Spatial thinking develops over a lifetime and Providence Children’s Museum’s new ThinkSpace exhibit has playful activities to challenge older kids and even adults:

  • Navigate mystery maze boxes using the senses to guide a ball through hidden twists and turns, and map the path it travelled.
  • Create intricate kaleidoscopic designs by layering, rotating and ordering colorful cutout shapes in countless combinations.
  • Experiment with shadows, shapes and scale, transforming 3-D objects into 2-D silhouettes and creating imaginative shadow scenes.
  • Solve the Soma cube, a giant 3-D puzzle, by fitting together seven pieces to form a cube.  Find one or more of 240 different solutions.
  • Play a game of Shape Talk, using spatial language to guide a partner to recreate your hidden design.
  • Construct domino chain reactions, negotiating spacing and alignment to topple series of spirals and zigzags.
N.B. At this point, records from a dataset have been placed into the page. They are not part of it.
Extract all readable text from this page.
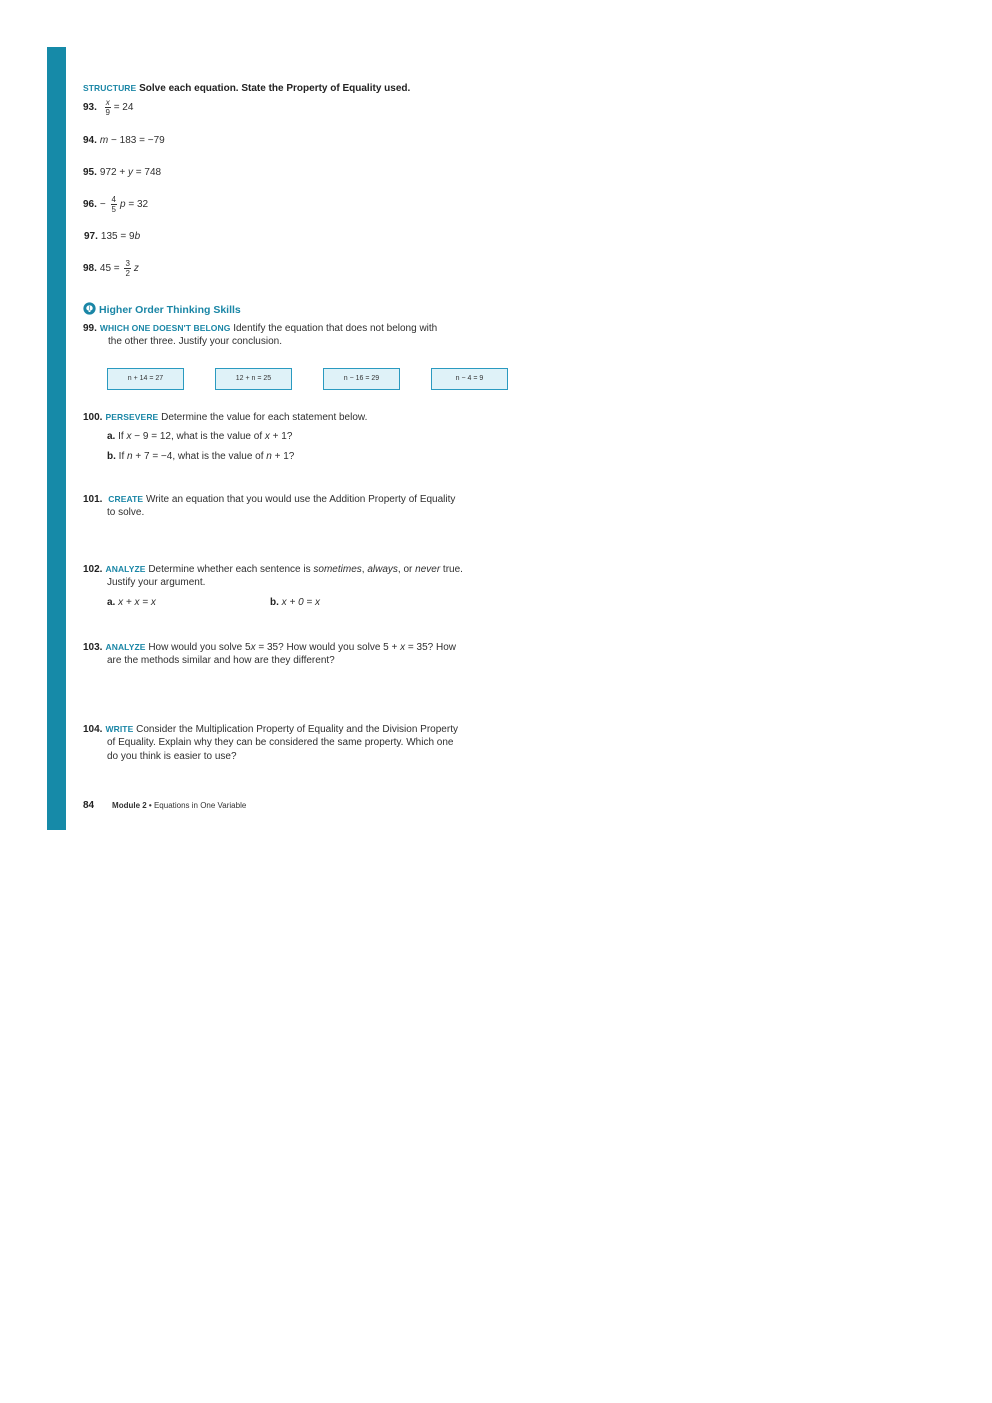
STRUCTURE Solve each equation. State the Property of Equality used.
93. $\frac{x}{9} = 24$
94. m − 183 = −79
95. 972 + y = 748
96. − $\frac{4}{5}$ p = 32
97. 135 = 9b
98. $45 = \frac{3}{2}$ z
Higher Order Thinking Skills
99. WHICH ONE DOESN'T BELONG Identify the equation that does not belong with
the other three. Justify your conclusion.
n + 14 = 27	12 + n = 25	n − 16 = 29	n − 4 = 9
100. PERSEVERE Determine the value for each statement below.
a. If x − 9 = 12, what is the value of x + 1?
b. If n + 7 = −4, what is the value of n + 1?
101. CREATE Write an equation that you would use the Addition Property of Equality
to solve.
102. ANALYZE Determine whether each sentence is sometimes, always, or never true.
Justify your argument.
a. x + x = x	b. x + 0 = x
103. ANALYZE How would you solve 5x = 35? How would you solve 5 + x = 35? How
are the methods similar and how are they different?
104. WRITE Consider the Multiplication Property of Equality and the Division Property
of Equality. Explain why they can be considered the same property. Which one
do you think is easier to use?
84 Module 2 • Equations in One Variable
And because spatial thinking starts in infancy, ThinkSpace also offers several components — a bead maze, shape sorter and more — for the Museum’s youngest visitors.

Spatial thinking is powerful and fun — and the more opportunities kids have for this kind of play, the better their spatial sense will become.

Learn about the process of creating ThinkSpace on the Museum’s blog.

*Much of our understanding about the development of spatial thinking in young children has been influenced by the research of Dr. Nora Newcombe and her colleagues at the Spatial Intelligence and Learning Center.